The second, is that it will still run you a good amount, and it can’t last that long. Most people can only have a cup in a sitting, so you’re looking at a 30 minute date. And if your date gets a soy latte with foam and coffee art then like…boom. That’s 2 glasses of wine in the money world.
This one isn’t really a technique though, it’s more of my personal preference, so feel free to tell me to go fuck myself here if you want.
6. Suggest a lunch date
More places than you think have great lunch deals, so play this off like you’re asking a girl to a meal. Not lunch. A meal.
And once again, since it’s all in the phrasing, pretend like you’re booked for all of time except for lunch.
“Hey, I’ve got night plans for this weekend but I would love to see you. Are you free for lunch on Saturday?”
You know, you’ll seem busy and popular but also appropriately interested. And it’s not a gross coffee date. It’s a full on meal!
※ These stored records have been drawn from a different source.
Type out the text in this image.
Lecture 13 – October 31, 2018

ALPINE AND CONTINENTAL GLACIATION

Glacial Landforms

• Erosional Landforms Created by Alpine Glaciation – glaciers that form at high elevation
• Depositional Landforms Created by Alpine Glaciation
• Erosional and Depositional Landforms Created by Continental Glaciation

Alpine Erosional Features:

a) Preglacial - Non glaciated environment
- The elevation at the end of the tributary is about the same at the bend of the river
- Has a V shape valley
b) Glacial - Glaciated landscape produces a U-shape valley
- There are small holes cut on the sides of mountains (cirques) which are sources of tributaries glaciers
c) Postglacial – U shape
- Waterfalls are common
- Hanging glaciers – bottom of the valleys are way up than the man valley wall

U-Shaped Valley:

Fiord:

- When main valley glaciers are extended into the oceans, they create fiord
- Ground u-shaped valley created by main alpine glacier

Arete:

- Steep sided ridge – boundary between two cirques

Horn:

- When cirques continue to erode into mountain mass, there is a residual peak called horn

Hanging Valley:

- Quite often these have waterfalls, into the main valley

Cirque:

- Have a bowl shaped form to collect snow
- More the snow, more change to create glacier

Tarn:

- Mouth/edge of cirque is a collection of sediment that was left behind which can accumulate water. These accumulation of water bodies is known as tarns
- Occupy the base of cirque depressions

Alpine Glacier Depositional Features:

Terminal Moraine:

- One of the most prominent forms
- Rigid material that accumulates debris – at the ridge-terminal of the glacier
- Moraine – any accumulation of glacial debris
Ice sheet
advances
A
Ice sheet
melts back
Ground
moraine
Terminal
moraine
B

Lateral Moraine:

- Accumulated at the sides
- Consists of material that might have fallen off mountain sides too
Who doesn’t love getting a meal?
I hope you learned some good tips in here. Otherwise I just exposed how shallow I am to the world for nothing.
But again, and I stand by this, we are all shallow. Hate the game, not the player.
And if there’s anything I can really impress upon you, it’s phrasing.
If Nate had said, “Hey, want to grab a drink at The Mermaid Inn? I’d love to see you again,” it would have come across better.
Granted, I still have my hang-ups and am currently self-sabotaging, so maybe I still would have said no. But that’s on me. Ah, Nate. The boofer that got away, am I right? We all have one.
So get on out there, and fake your wealth!